Mme la présidente. Il faut conclure.
M. Simon Uzenat. Il nous faut maintenant l’emprunter.
Mme la présidente. La parole est à Mme la ministre.
Mme Stéphanie Rist, ministre. Je vais essayer de développer quelques arguments pour conforter ma position.
Nous dressons le même constat : ce dont les patients ont besoin dans nos territoires, c’est, en premier lieu, d’un médecin généraliste traitant.
La première raison pour laquelle une régulation, telle qu’elle est proposée, ne serait pas bonne est que, contrairement à d’autres métiers – on peut penser, par exemple, aux enseignants –, le jeune médecin que l’on contraindra d’une façon ou d’une autre à s’installer dans un endroit où il ne veut pas aller a la possibilité de choisir d’autres modes d’exercice, si tant est qu’il veuille rester médecin…
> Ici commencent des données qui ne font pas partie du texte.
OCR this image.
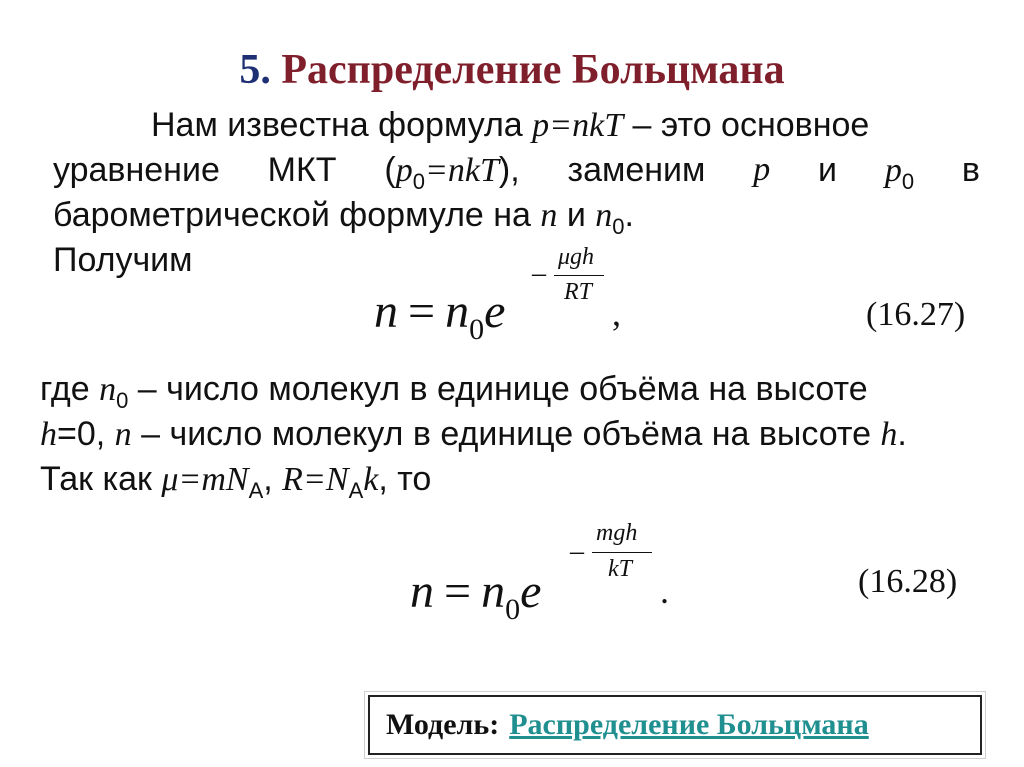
5. Распределение Больцмана
Нам известна формула p=nkT – это основное
уравнение МКТ $(p_0=nkT)$, заменим p и $p_0$ в
барометрической формуле на n и $n_0$.
Получим
$n = n_0e$
–
μgh
RT
,	(16.27)
где $n_0$ – число молекул в единице объёма на высоте
h=0, n – число молекул в единице объёма на высоте h.
Так как $\mu=mN_A$, $R=N_Ak$, то
$n = n_0e$
–
mgh
kT
.	(16.28)
Модель: Распределение Больцмана
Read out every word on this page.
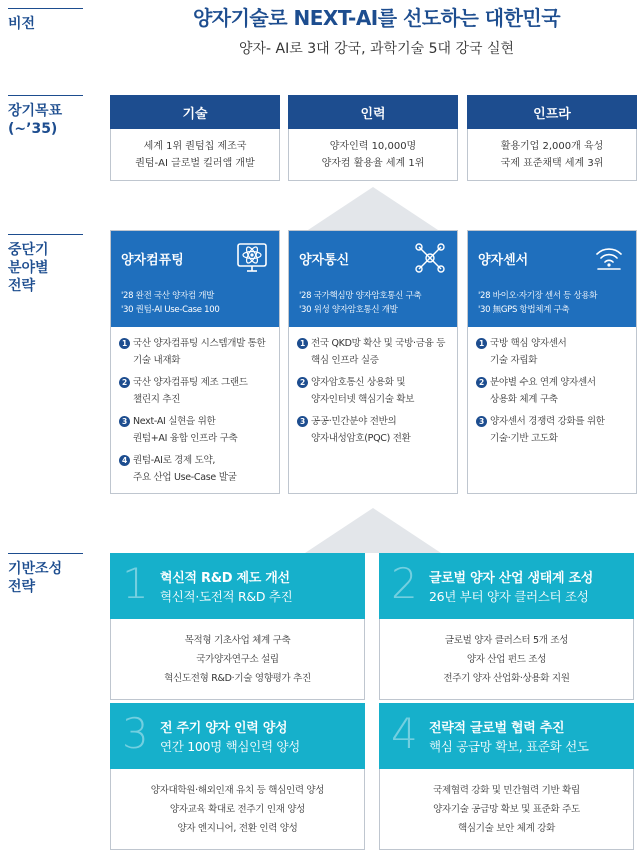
비전
장기목표
(~’35)
중단기
분야별
전략
기반조성
전략
양자기술로 NEXT-AI를 선도하는 대한민국
양자- AI로 3대 강국, 과학기술 5대 강국 실현
기술
세계 1위 퀀텀칩 제조국
퀀텀-AI 글로벌 킬러앱 개발
인력
양자인력 10,000명
양자컴 활용율 세계 1위
인프라
활용기업 2,000개 육성
국제 표준채택 세계 3위
양자컴퓨팅
'28 완전 국산 양자컴 개발
'30 퀀텀-AI Use-Case 100
1 국산 양자컴퓨팅 시스템개발 통한
기술 내재화
2 국산 양자컴퓨팅 제조 그랜드
챌린지 추진
3 Next-AI 실현을 위한
퀀텀+AI 융합 인프라 구축
4 퀀텀-AI로 경제 도약,
주요 산업 Use-Case 발굴
양자통신
'28 국가핵심망 양자암호통신 구축
'30 위성 양자암호통신 개발
1 전국 QKD망 확산 및 국방·금융 등
핵심 인프라 실증
2 양자암호통신 상용화 및
양자인터넷 핵심기술 확보
3 공공·민간분야 전반의
양자내성암호(PQC) 전환
양자센서
'28 바이오·자기장 센서 등 상용화
'30 無GPS 항법체계 구축
1 국방 핵심 양자센서
기술 자립화
2 분야별 수요 연계 양자센서
상용화 체계 구축
3 양자센서 경쟁력 강화를 위한
기술·기반 고도화
1 혁신적 R&D 제도 개선
혁신적·도전적 R&D 추진
목적형 기초사업 체계 구축
국가양자연구소 설립
혁신도전형 R&D·기술 영향평가 추진
2 글로벌 양자 산업 생태계 조성
26년 부터 양자 클러스터 조성
글로벌 양자 클러스터 5개 조성
양자 산업 펀드 조성
전주기 양자 산업화·상용화 지원
3 전 주기 양자 인력 양성
연간 100명 핵심인력 양성
양자대학원·해외인재 유치 등 핵심인력 양성
양자교육 확대로 전주기 인재 양성
양자 엔지니어, 전환 인력 양성
4 전략적 글로벌 협력 추진
핵심 공급망 확보, 표준화 선도
국제협력 강화 및 민간협력 기반 확립
양자기술 공급망 확보 및 표준화 주도
핵심기술 보안 체계 강화
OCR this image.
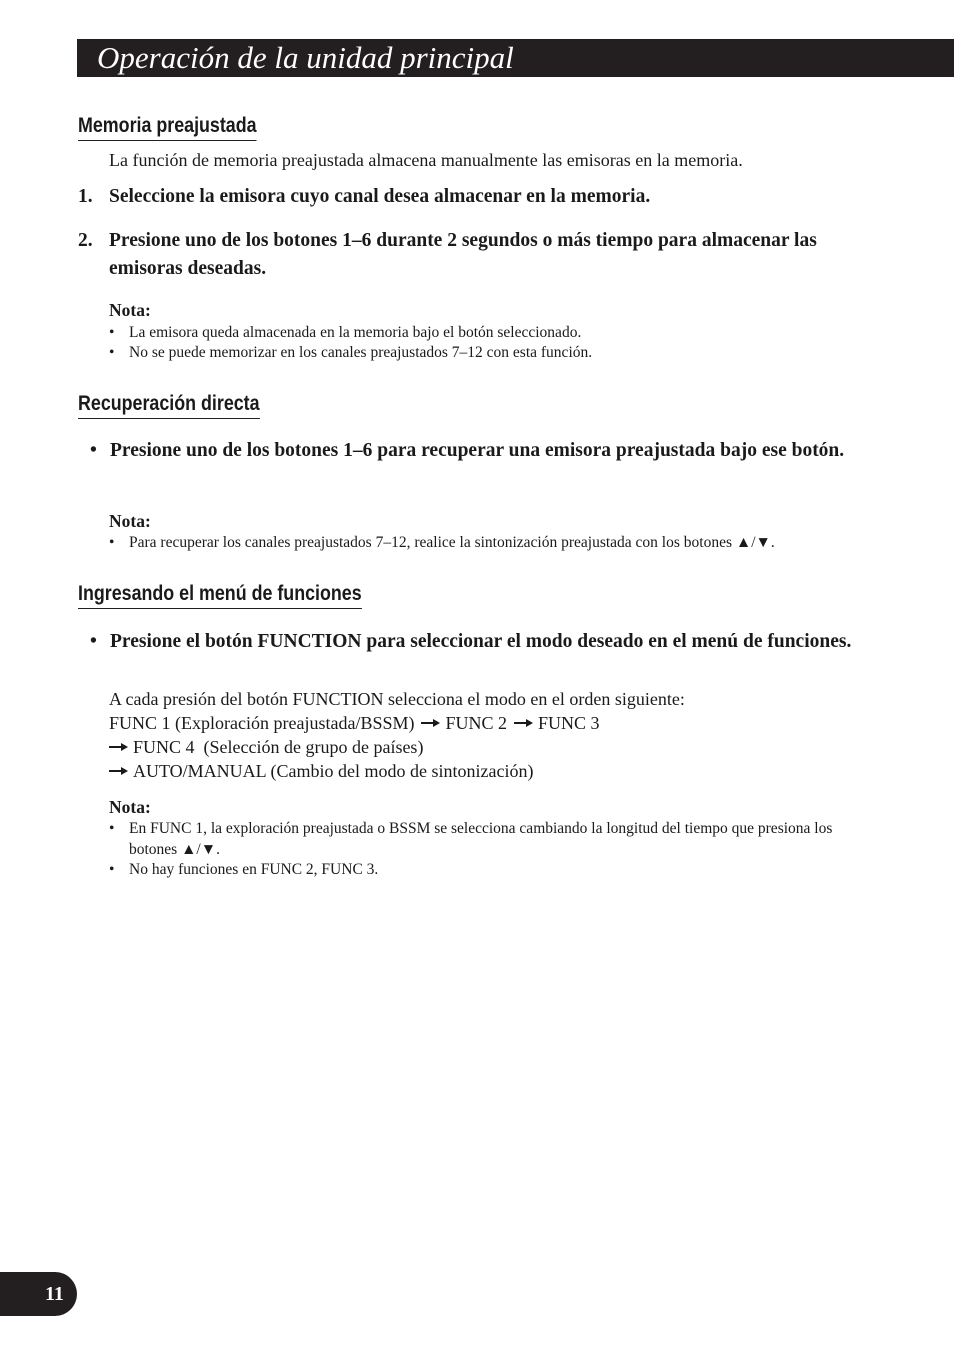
Operación de la unidad principal
Memoria preajustada
La función de memoria preajustada almacena manualmente las emisoras en la memoria.
1. Seleccione la emisora cuyo canal desea almacenar en la memoria.
2. Presione uno de los botones 1–6 durante 2 segundos o más tiempo para almacenar las emisoras deseadas.
Nota:
• La emisora queda almacenada en la memoria bajo el botón seleccionado.
• No se puede memorizar en los canales preajustados 7–12 con esta función.
Recuperación directa
• Presione uno de los botones 1–6 para recuperar una emisora preajustada bajo ese botón.
Nota:
• Para recuperar los canales preajustados 7–12, realice la sintonización preajustada con los botones ▲/▼.
Ingresando el menú de funciones
• Presione el botón FUNCTION para seleccionar el modo deseado en el menú de funciones.
A cada presión del botón FUNCTION selecciona el modo en el orden siguiente:
FUNC 1 (Exploración preajustada/BSSM) FUNC 2 FUNC 3
FUNC 4  (Selección de grupo de países)
AUTO/MANUAL (Cambio del modo de sintonización)
Nota:
• En FUNC 1, la exploración preajustada o BSSM se selecciona cambiando la longitud del tiempo que presiona los botones ▲/▼.
• No hay funciones en FUNC 2, FUNC 3.
11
Il pourra choisir l’un des nombreux postes disponibles dans les établissements de santé – hôpital ou clinique. Il pourra choisir un autre secteur, par exemple médecin de la sécurité sociale ou du travail. Il pourra aussi aller exercer à l’étranger, y compris dans un pays voisin, puisque, partout dans le monde, la démographie médicale est trop faible.
La première raison pour laquelle votre solution ne sera pas efficace est donc que le médecin peut faire autre chose.
Par ailleurs, vous évoquez les autres secteurs régulés, comme les officines. Or nous constatons que, en raison du numerus clausus qui est l’un des facteurs explicatifs des difficultés toujours croissantes dans nos territoires, la régulation – le débat que nous venons d’avoir sur les officines a pourtant montré qu’elle était poussée et bien organisée – ne fonctionne pas dès lors que la démographie n’est pas favorable.
Je vais m’en tenir à ces deux raisons.
Vous dites, monsieur Uzenat, qu’il faut un message clair, mais ce n’est pas un message de vérité que ces amendements envoient à nos concitoyens. Leur dispositif paraît constituer une solution, mais je suis profondément convaincue que leur adoption aggraverait en fait la situation.